When I first started brainstorming what I’d write for this blog, my first instinct was to turn to academic literature (graduate school’s lasting effects) to see if others have experience similar challenges, and surprisingly there is A LOT out there. I resonated most with Jessica Vasquez’s piece titled, “Blurred Boarders for Some but not ‘Others’: Racialization, ‘Flexible Ethnicity,’ Gender and Third-Generation Mexican American Identity”. Vasquez explores the social and cultural position of third-generation Mexican Americans, much like myself straddling cultures, boarders, and race. The phrase “Flexible ethnicity”, used by Vasquez, illustrates how I’ve, unknowingly, navigated life. “Flexible ethnicity refers to the ability to deftly and effectively navigate different racial terrains and be considered an ‘insider’ in more than one racial or ethnic group” (46). I struggle with when or if I should identify as Hispanic—especially during this years’ election—where racial tensions and hate towards immigrants is ingrained in the political rhetoric. But having that option to not identify as Hispanic is a privilege I don’t take lightly. In staying true to myself and the traditions my parents worked so hard to instill in me, I know now that I cannot shy away from who I am and what I stand for. 

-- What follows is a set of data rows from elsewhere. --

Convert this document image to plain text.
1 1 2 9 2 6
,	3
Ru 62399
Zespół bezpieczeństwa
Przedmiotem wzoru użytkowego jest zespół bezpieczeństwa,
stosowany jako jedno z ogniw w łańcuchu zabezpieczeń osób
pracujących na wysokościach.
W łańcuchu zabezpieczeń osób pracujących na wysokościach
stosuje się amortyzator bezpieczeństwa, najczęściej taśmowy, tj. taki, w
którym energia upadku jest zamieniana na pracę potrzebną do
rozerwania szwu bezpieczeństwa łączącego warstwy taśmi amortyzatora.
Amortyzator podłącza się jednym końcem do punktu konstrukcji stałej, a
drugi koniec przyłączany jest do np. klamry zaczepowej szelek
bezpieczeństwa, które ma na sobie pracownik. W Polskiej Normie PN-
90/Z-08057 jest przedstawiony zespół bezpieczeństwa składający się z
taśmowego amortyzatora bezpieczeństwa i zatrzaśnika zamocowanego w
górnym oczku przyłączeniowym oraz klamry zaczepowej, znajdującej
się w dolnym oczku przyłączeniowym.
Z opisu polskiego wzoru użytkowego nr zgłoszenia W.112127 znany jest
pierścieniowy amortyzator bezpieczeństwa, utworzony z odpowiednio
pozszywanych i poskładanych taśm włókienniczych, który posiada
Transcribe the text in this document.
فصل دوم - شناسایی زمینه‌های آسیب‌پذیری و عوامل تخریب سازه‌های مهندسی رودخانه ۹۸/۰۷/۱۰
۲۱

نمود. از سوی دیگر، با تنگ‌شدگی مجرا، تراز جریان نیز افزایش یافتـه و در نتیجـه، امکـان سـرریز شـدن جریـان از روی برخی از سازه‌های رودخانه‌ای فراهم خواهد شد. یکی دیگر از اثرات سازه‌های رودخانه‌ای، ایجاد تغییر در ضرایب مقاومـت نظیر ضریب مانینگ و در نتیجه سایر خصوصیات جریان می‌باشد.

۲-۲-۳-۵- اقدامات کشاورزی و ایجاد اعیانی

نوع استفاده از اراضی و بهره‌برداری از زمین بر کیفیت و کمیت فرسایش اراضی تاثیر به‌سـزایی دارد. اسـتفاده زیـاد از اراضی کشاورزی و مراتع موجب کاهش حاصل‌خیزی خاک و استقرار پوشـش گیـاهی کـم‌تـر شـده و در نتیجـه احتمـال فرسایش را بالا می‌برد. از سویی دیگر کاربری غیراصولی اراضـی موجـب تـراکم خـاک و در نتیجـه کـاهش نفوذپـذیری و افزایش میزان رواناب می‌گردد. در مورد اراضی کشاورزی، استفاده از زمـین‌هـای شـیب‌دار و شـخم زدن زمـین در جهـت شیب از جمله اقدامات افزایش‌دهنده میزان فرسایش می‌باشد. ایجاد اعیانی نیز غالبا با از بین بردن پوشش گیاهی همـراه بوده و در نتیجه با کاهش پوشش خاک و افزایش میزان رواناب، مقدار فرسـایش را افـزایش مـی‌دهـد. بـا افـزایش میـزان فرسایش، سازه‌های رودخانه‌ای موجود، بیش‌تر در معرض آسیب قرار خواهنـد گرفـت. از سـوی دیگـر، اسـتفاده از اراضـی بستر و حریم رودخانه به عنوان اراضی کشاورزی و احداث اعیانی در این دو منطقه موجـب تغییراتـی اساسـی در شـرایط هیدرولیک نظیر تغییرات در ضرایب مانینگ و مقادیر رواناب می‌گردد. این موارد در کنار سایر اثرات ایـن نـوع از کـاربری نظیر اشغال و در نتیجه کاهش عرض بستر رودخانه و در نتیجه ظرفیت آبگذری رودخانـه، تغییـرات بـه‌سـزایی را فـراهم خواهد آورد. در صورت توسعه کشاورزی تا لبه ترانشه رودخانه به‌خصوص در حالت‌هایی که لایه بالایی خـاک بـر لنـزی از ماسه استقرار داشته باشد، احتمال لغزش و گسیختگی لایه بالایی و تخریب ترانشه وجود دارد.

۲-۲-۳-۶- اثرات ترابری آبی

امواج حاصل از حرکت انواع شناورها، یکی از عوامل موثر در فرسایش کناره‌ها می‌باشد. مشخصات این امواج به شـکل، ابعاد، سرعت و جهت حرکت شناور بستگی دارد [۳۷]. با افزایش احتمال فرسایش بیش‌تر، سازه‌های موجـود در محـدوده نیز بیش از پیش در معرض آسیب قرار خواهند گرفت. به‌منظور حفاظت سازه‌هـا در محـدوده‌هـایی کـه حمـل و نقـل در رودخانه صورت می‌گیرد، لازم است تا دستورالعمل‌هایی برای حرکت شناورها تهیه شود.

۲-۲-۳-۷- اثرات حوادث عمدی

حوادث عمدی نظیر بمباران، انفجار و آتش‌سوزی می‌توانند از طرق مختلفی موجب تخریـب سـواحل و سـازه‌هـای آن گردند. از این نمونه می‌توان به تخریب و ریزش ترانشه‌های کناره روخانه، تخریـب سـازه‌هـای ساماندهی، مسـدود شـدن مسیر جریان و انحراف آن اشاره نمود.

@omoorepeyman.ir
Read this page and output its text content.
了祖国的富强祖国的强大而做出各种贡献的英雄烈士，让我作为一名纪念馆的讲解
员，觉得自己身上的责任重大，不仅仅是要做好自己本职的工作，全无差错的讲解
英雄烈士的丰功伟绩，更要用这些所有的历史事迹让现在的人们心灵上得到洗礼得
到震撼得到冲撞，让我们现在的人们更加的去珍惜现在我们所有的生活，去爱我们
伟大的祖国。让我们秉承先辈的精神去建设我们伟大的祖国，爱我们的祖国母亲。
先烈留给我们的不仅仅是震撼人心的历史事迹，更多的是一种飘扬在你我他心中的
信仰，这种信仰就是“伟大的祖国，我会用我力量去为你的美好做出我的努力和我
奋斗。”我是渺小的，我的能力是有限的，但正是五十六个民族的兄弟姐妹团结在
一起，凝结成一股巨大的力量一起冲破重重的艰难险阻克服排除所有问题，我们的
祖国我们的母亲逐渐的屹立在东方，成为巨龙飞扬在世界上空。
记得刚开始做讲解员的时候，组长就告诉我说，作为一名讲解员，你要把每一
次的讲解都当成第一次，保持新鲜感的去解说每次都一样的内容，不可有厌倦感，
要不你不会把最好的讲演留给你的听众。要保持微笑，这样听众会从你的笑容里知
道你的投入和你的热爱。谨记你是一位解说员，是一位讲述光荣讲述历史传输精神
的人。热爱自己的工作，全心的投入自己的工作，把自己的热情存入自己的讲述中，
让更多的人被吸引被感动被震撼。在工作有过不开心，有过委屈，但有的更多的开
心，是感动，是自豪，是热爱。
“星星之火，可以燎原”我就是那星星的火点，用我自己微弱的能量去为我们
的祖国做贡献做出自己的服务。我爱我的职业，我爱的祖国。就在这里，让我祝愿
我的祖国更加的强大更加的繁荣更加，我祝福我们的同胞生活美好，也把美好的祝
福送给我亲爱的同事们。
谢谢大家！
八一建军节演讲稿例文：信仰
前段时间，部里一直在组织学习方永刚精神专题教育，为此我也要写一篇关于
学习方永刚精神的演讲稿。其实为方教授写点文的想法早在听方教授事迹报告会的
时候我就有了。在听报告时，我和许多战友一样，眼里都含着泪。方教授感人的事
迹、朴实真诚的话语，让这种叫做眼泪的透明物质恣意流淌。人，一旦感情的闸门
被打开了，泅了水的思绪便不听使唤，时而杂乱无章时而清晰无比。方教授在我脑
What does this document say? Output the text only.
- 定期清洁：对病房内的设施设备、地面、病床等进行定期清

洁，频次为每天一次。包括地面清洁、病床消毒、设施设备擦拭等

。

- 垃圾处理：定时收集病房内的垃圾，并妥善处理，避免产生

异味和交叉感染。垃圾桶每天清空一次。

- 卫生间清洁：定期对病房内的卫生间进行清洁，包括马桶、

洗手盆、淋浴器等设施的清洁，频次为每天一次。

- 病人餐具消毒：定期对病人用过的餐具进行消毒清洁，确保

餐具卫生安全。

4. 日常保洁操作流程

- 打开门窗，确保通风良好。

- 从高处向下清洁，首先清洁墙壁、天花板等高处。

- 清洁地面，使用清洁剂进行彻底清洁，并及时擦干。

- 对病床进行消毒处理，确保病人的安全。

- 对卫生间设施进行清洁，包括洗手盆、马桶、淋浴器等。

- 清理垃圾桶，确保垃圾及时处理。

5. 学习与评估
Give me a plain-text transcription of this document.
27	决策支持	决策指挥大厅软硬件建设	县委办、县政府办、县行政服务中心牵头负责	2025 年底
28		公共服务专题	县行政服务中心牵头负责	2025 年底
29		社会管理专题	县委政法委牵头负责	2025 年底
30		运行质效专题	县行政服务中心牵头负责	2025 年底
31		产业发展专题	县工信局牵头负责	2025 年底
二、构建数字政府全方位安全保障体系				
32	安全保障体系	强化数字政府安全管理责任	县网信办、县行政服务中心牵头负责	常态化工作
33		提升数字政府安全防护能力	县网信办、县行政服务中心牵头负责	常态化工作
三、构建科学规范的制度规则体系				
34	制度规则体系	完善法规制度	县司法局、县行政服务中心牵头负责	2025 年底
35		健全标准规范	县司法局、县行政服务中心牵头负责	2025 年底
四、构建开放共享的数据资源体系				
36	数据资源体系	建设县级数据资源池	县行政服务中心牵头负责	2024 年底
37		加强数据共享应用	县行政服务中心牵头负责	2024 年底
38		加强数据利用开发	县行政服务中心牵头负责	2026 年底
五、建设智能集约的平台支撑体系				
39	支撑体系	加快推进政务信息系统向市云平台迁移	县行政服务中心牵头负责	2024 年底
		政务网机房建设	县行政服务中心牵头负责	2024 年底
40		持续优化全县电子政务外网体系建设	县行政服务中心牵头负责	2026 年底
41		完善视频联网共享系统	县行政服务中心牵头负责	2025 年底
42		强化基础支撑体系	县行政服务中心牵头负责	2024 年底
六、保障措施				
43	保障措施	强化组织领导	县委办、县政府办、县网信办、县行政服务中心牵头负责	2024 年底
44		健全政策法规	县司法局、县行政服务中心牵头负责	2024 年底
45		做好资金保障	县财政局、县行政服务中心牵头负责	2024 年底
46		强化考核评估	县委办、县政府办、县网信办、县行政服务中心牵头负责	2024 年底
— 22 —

The opportunity to participate in the Environmental Fellows Program alongside an incredibly strong and diverse group of people has been an honor and a huge growing experience for me. In addition to being part of a wonderful cohort of fellows I was also fortunate to have amazing mentors at the National Environmental Education Foundation. Through formal meetings, informal conversations, and daily walks I grew professionally and personally throughout the summer. Meeting other environmentalist from all walks of life and for the first time identify as a Latina Environmentalist has been the highlight of my fellowship.